The first across-the-frame 4-cylinder motorcycle was the 1939 racer Gilera 500 Rondine, it also had double-over-head camshafts, forced-inducting supercharger and was liquid-cooled. Modern inline-four motorcycle engines first became popular with Honda's SOHC CB750 introduced in 1969, and others followed in the 1970s. Since then, the inline-four has become one of the most common engine configurations in street bikes. Outside of the cruiser category, the inline-four is the most common configuration because of its relatively high performance-to-cost ratio. All major Japanese motorcycle manufacturers offer motorcycles with inline-four engines, as do MV Agusta and BMW. BMW's earlier inline-four motorcycles were mounted horizontally along the frame, but all current four-cylinder BMW motorcycles have transverse engines. The modern Triumph company has offered inline-four-powered motorcycles, though they were discontinued in favour of triples.

The 2009 Yamaha R1 has an inline-four engine that does not fire at even intervals of 180°. Instead, it uses a crossplane crankshaft that prevents the pistons from simultaneously reaching top dead centre.
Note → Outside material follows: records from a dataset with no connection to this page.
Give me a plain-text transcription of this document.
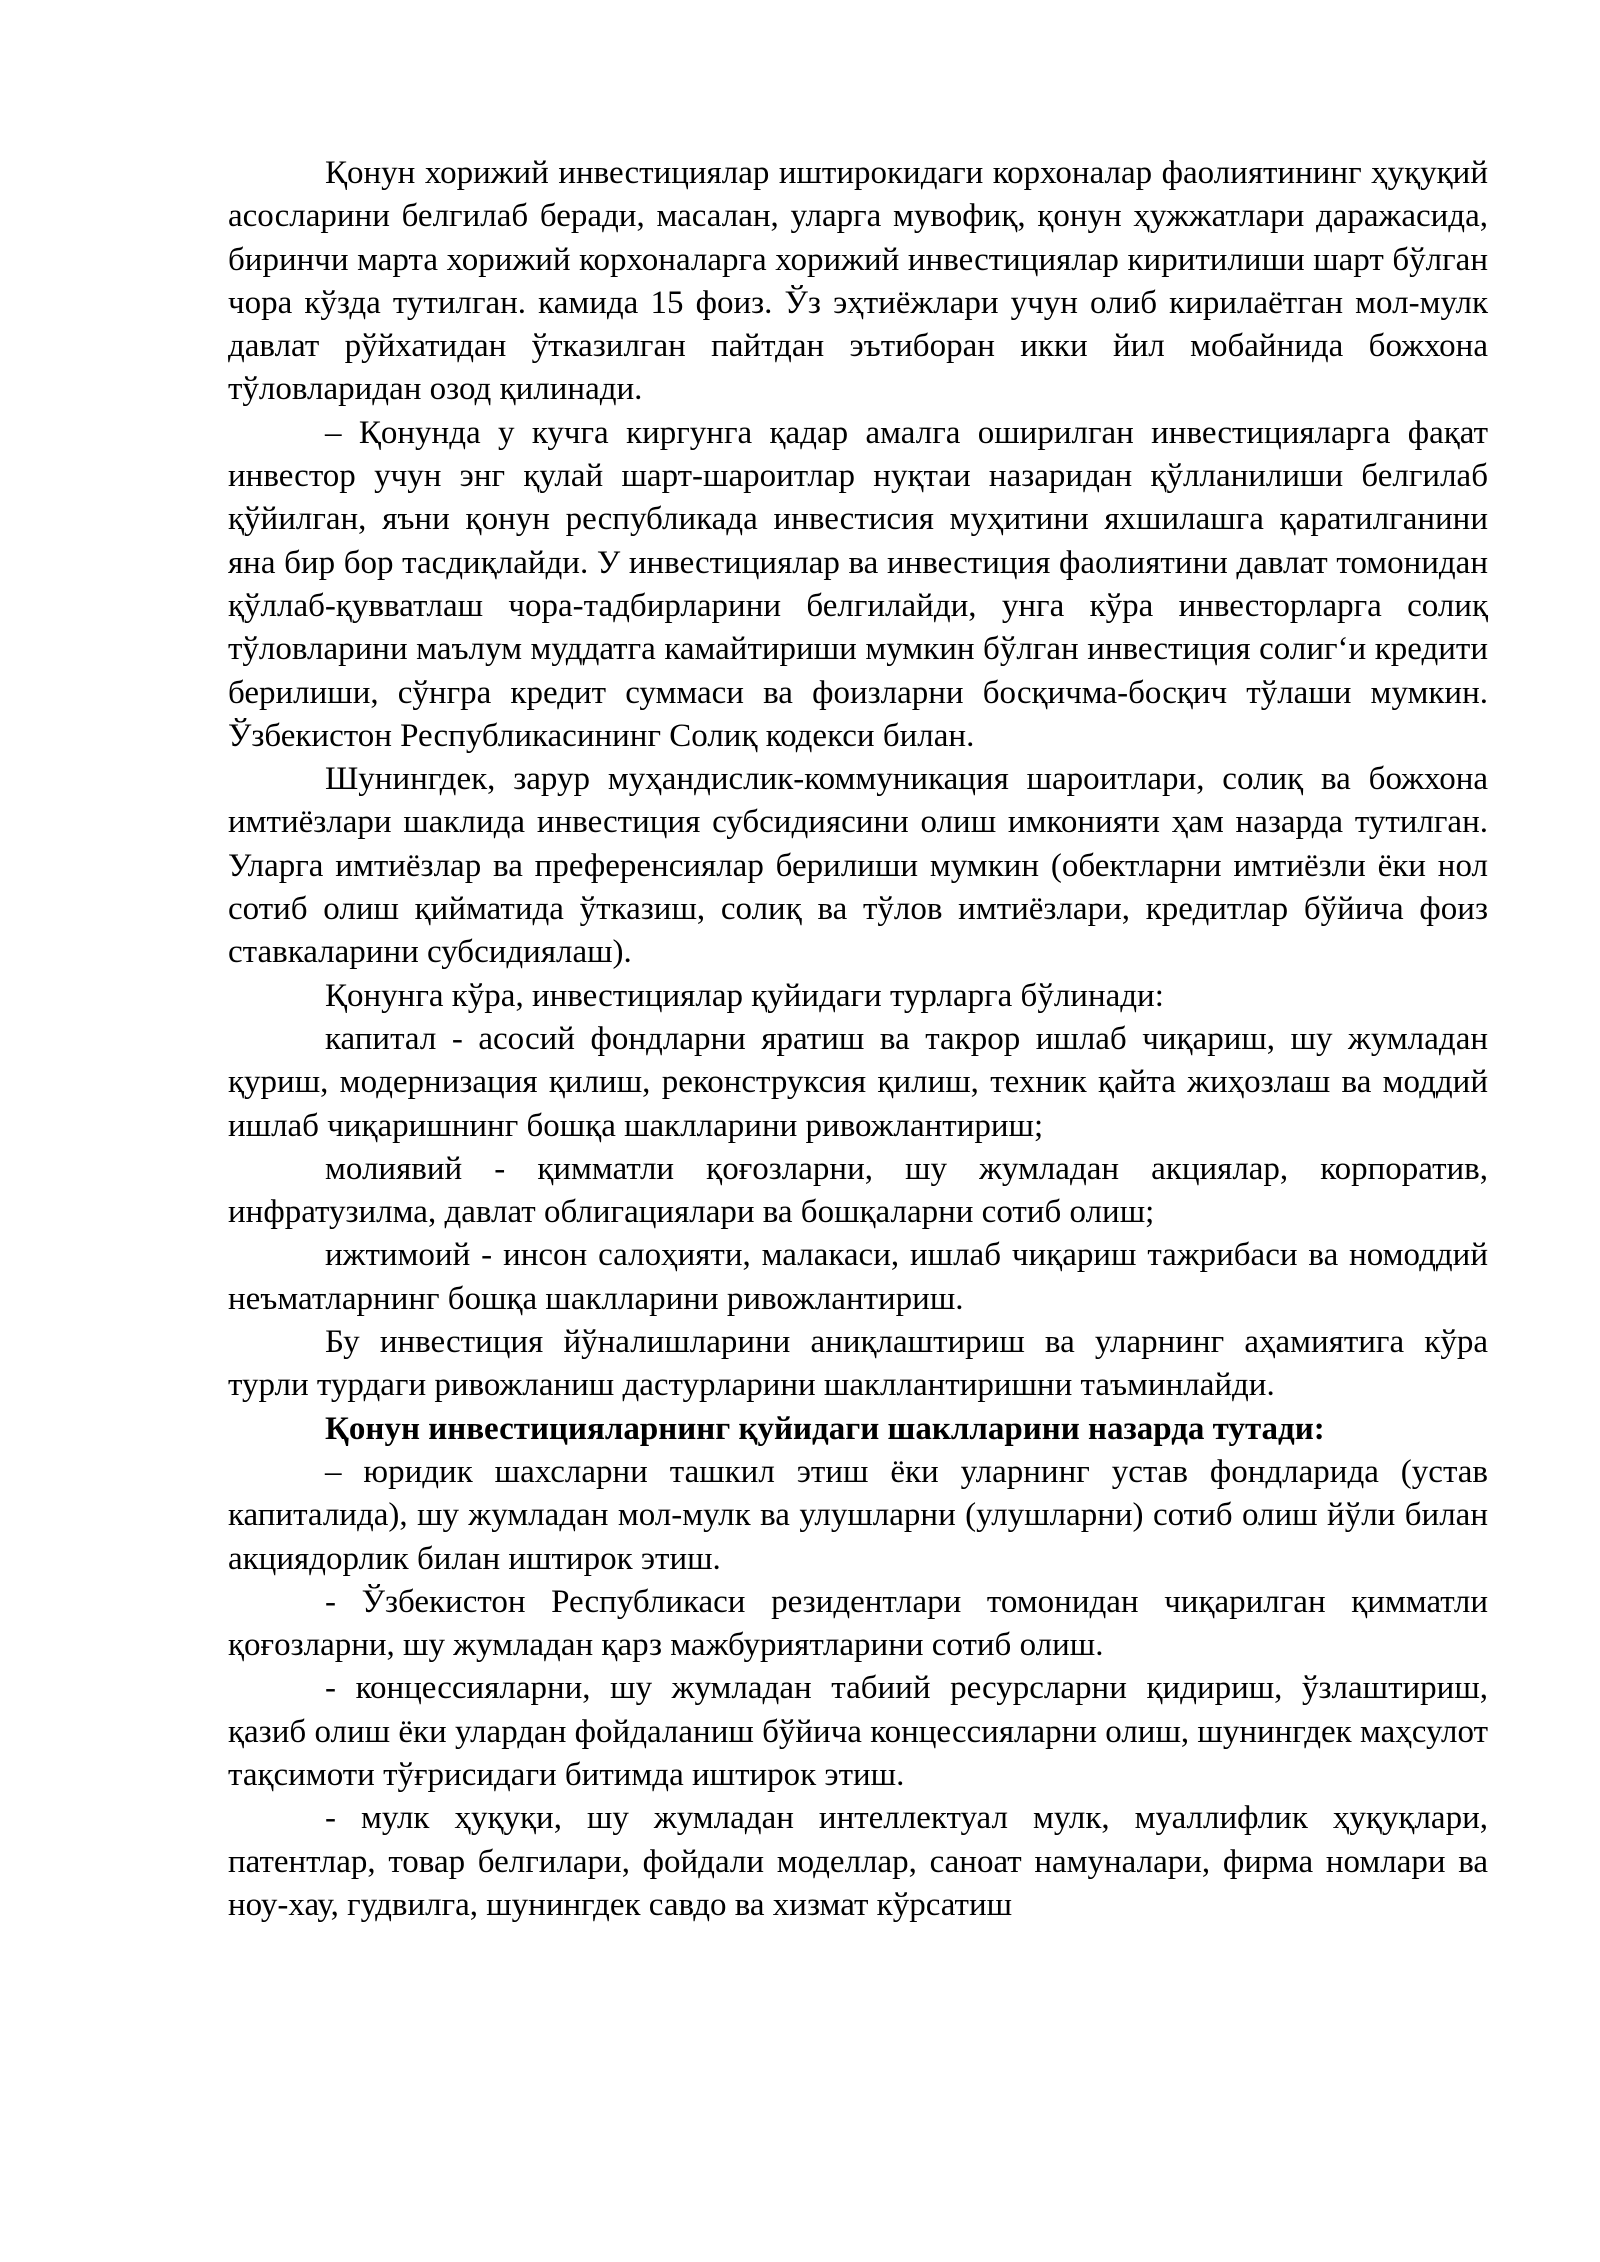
Қонун хорижий инвестициялар иштирокидаги корхоналар фаолиятининг ҳуқуқий асосларини белгилаб беради, масалан, уларга мувофиқ, қонун ҳужжатлари даражасида, биринчи марта хорижий корхоналарга хорижий инвестициялар киритилиши шарт бўлган чора кўзда тутилган. камида 15 фоиз. Ўз эҳтиёжлари учун олиб кирилаётган мол-мулк давлат рўйхатидан ўтказилган пайтдан эътиборан икки йил мобайнида божхона тўловларидан озод қилинади.

– Қонунда у кучга киргунга қадар амалга оширилган инвестицияларга фақат инвестор учун энг қулай шарт-шароитлар нуқтаи назаридан қўлланилиши белгилаб қўйилган, яъни қонун республикада инвестисия муҳитини яхшилашга қаратилганини яна бир бор тасдиқлайди. У инвестициялар ва инвестиция фаолиятини давлат томонидан қўллаб-қувватлаш чора-тадбирларини белгилайди, унга кўра инвесторларга солиқ тўловларини маълум муддатга камайтириши мумкин бўлган инвестиция солигʻи кредити берилиши, сўнгра кредит суммаси ва фоизларни босқичма-босқич тўлаши мумкин. Ўзбекистон Республикасининг Солиқ кодекси билан.

Шунингдек, зарур муҳандислик-коммуникация шароитлари, солиқ ва божхона имтиёзлари шаклида инвестиция субсидиясини олиш имконияти ҳам назарда тутилган. Уларга имтиёзлар ва преференсиялар берилиши мумкин (обектларни имтиёзли ёки нол сотиб олиш қийматида ўтказиш, солиқ ва тўлов имтиёзлари, кредитлар бўйича фоиз ставкаларини субсидиялаш).

Қонунга кўра, инвестициялар қуйидаги турларга бўлинади:

капитал - асосий фондларни яратиш ва такрор ишлаб чиқариш, шу жумладан қуриш, модернизация қилиш, реконструксия қилиш, техник қайта жиҳозлаш ва моддий ишлаб чиқаришнинг бошқа шаклларини ривожлантириш;

молиявий - қимматли қоғозларни, шу жумладан акциялар, корпоратив, инфратузилма, давлат облигациялари ва бошқаларни сотиб олиш;

ижтимоий - инсон салоҳияти, малакаси, ишлаб чиқариш тажрибаси ва номоддий неъматларнинг бошқа шаклларини ривожлантириш.

Бу инвестиция йўналишларини аниқлаштириш ва уларнинг аҳамиятига кўра турли турдаги ривожланиш дастурларини шакллантиришни таъминлайди.

Қонун инвестицияларнинг қуйидаги шаклларини назарда тутади:

– юридик шахсларни ташкил этиш ёки уларнинг устав фондларида (устав капиталида), шу жумладан мол-мулк ва улушларни (улушларни) сотиб олиш йўли билан акциядорлик билан иштирок этиш.

- Ўзбекистон Республикаси резидентлари томонидан чиқарилган қимматли қоғозларни, шу жумладан қарз мажбуриятларини сотиб олиш.

- концессияларни, шу жумладан табиий ресурсларни қидириш, ўзлаштириш, қазиб олиш ёки улардан фойдаланиш бўйича концессияларни олиш, шунингдек маҳсулот тақсимоти тўғрисидаги битимда иштирок этиш.

- мулк ҳуқуқи, шу жумладан интеллектуал мулк, муаллифлик ҳуқуқлари, патентлар, товар белгилари, фойдали моделлар, саноат намуналари, фирма номлари ва ноу-хау, гудвилга, шунингдек савдо ва хизмат кўрсатиш
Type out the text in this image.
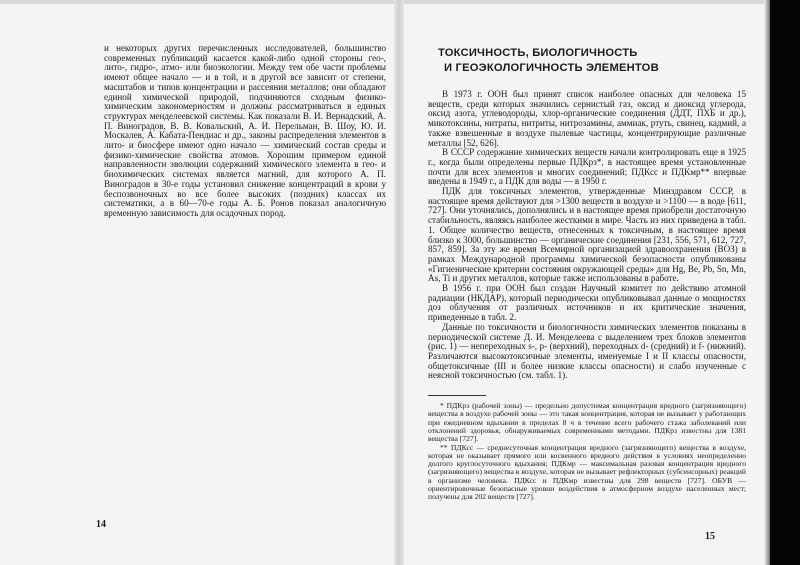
и некоторых других перечисленных исследователей, большинство современных публикаций касается какой-либо одной стороны гео-, лито-, гидро-, атмо- или биоэкологии. Между тем обе части проблемы имеют общее начало — и в той, и в другой все зависит от степени, масштабов и типов концентрации и рассеяния металлов; они обладают единой химической природой, подчиняются сходным физико-химическим закономерностям и должны рассматриваться в единых структурах менделеевской системы. Как показали В. И. Вернадский, А. П. Виноградов, В. В. Ковальский, А. И. Перельман, В. Шоу, Ю. И. Москалев, А. Кабата-Пендиас и др., законы распределения элементов в лито- и биосфере имеют одно начало — химический состав среды и физико-химические свойства атомов. Хорошим примером единой направленности эволюции содержаний химического элемента в гео- и биохимических системах является магний, для которого А. П. Виноградов в 30-е годы установил снижение концентраций в крови у беспозвоночных во все более высоких (поздних) классах их систематики, а в 60—70-е годы А. Б. Ронов показал аналогичную временную зависимость для осадочных пород.

14
ТОКСИЧНОСТЬ, БИОЛОГИЧНОСТЬ
И ГЕОЭКОЛОГИЧНОСТЬ ЭЛЕМЕНТОВ

В 1973 г. ООН был принят список наиболее опасных для человека 15 веществ, среди которых значились сернистый газ, оксид и диоксид углерода, оксид азота, углеводороды, хлор-органические соединения (ДДТ, ПХБ и др.), микотоксины, нитраты, нитриты, нитрозамины, аммиак, ртуть, свинец, кадмий, а также взвешенные в воздухе пылевые частицы, концентрирующие различные металлы [52, 626].

В СССР содержание химических веществ начали контролировать еще в 1925 г., когда были определены первые ПДКрз*, в настоящее время установленные почти для всех элементов и многих соединений; ПДКсс и ПДКмр** впервые введены в 1949 г., а ПДК для воды — в 1950 г.

ПДК для токсичных элементов, утвержденные Минздравом СССР, в настоящее время действуют для >1300 веществ в воздухе и >1100 — в воде [611, 727]. Они уточнялись, дополнялись и в настоящее время приобрели достаточную стабильность, являясь наиболее жесткими в мире. Часть из них приведена в табл. 1. Общее количество веществ, отнесенных к токсичным, в настоящее время близко к 3000, большинство — органические соединения [231, 556, 571, 612, 727, 857, 859]. За эту же время Всемирной организацией здравоохранения (ВОЗ) в рамках Международной программы химической безопасности опубликованы «Гигиенические критерии состояния окружающей среды» для Hg, Be, Pb, Sn, Mn, As, Ti и других металлов, которые также использованы в работе.

В 1956 г. при ООН был создан Научный комитет по действию атомной радиации (НКДАР), который периодически опубликовывал данные о мощностях доз облучения от различных источников и их критические значения, приведенные в табл. 2.

Данные по токсичности и биологичности химических элементов показаны в периодической системе Д. И. Менделеева с выделением трех блоков элементов (рис. 1) — непереходных s-, p- (верхний), переходных d- (средний) и f- (нижний). Различаются высокотоксичные элементы, именуемые I и II классы опасности, общетоксичные (III и более низкие классы опасности) и слабо изученные с неясной токсичностью (см. табл. 1).

* ПДКрз (рабочей зоны) — предельно допустимая концентрация вредного (загрязняющего) вещества в воздухе рабочей зоны — это такая концентрация, которая не вызывает у работающих при ежедневном вдыхании в пределах 8 ч в течение всего рабочего стажа заболеваний или отклонений здоровья, обнаруживаемых современными методами. ПДКрз известны для 1381 вещества [727].

** ПДКсс — среднесуточная концентрация вредного (загрязняющего) вещества в воздухе, которая не оказывает прямого или косвенного вредного действия в условиях неопределенно долгого круглосуточного вдыхания; ПДКмр — максимальная разовая концентрация вредного (загрязняющего) вещества в воздухе, которая не вызывает рефлекторных (субсенсорных) реакций в организме человека. ПДКсс и ПДКмр известны для 298 веществ [727]. ОБУВ — ориентировочные безопасные уровни воздействия в атмосферном воздухе населенных мест; получены для 202 веществ [727].

15
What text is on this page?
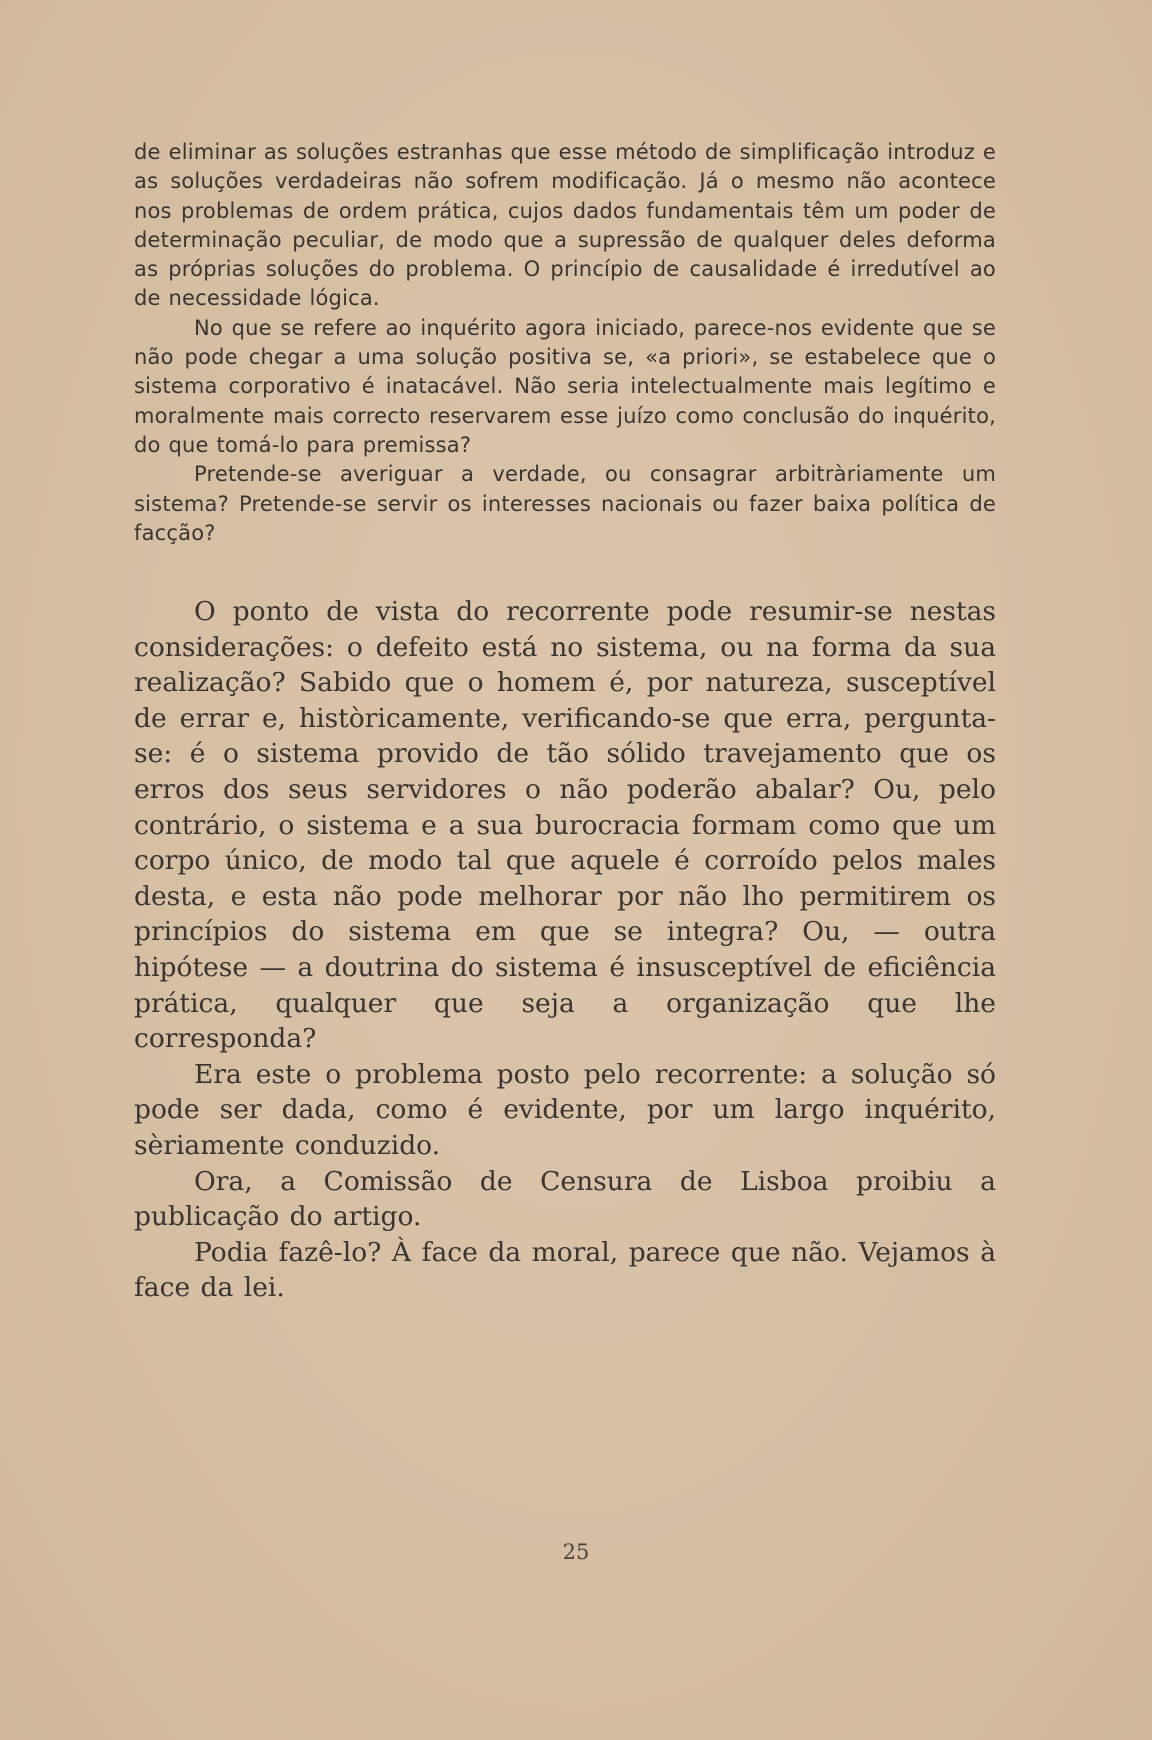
de eliminar as soluções estranhas que esse método de simplificação introduz e as soluções verdadeiras não sofrem modificação. Já o mesmo não acontece nos problemas de ordem prática, cujos dados fundamentais têm um poder de determinação peculiar, de modo que a supressão de qualquer deles deforma as próprias soluções do problema. O princípio de causalidade é irredutível ao de necessidade lógica.

No que se refere ao inquérito agora iniciado, parece-nos evidente que se não pode chegar a uma solução positiva se, «a priori», se estabelece que o sistema corporativo é inatacável. Não seria intelectualmente mais legítimo e moralmente mais correcto reservarem esse juízo como conclusão do inquérito, do que tomá-lo para premissa?

Pretende-se averiguar a verdade, ou consagrar arbitràriamente um sistema? Pretende-se servir os interesses nacionais ou fazer baixa política de facção?

O ponto de vista do recorrente pode resumir-se nestas considerações: o defeito está no sistema, ou na forma da sua realização? Sabido que o homem é, por natureza, susceptível de errar e, històricamente, verificando-se que erra, pergunta-se: é o sistema provido de tão sólido travejamento que os erros dos seus servidores o não poderão abalar? Ou, pelo contrário, o sistema e a sua burocracia formam como que um corpo único, de modo tal que aquele é corroído pelos males desta, e esta não pode melhorar por não lho permitirem os princípios do sistema em que se integra? Ou, — outra hipótese — a doutrina do sistema é insusceptível de eficiência prática, qualquer que seja a organização que lhe corresponda?

Era este o problema posto pelo recorrente: a solução só pode ser dada, como é evidente, por um largo inquérito, sèriamente conduzido.

Ora, a Comissão de Censura de Lisboa proibiu a publicação do artigo.

Podia fazê-lo? À face da moral, parece que não. Vejamos à face da lei.

25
This results in better secondary balance, which is particularly beneficial in the higher rpm range, and "big-bang firing order" theory says the irregular delivery of torque to the rear tire makes sliding in the corners at racing speeds easier to control.

Inline-four engines are also used in MotoGP by the Suzuki (since 2015) and Yamaha (since 2002) teams. In 2010, when the four-stroke Moto2 class was introduced, the engines for the class were a 600 cc inline-four engine made by Honda based on the CBR600RR with a maximum power output of 110 kW. Starting in 2019, the engines were replaced by a Triumph 765 cc triple engine.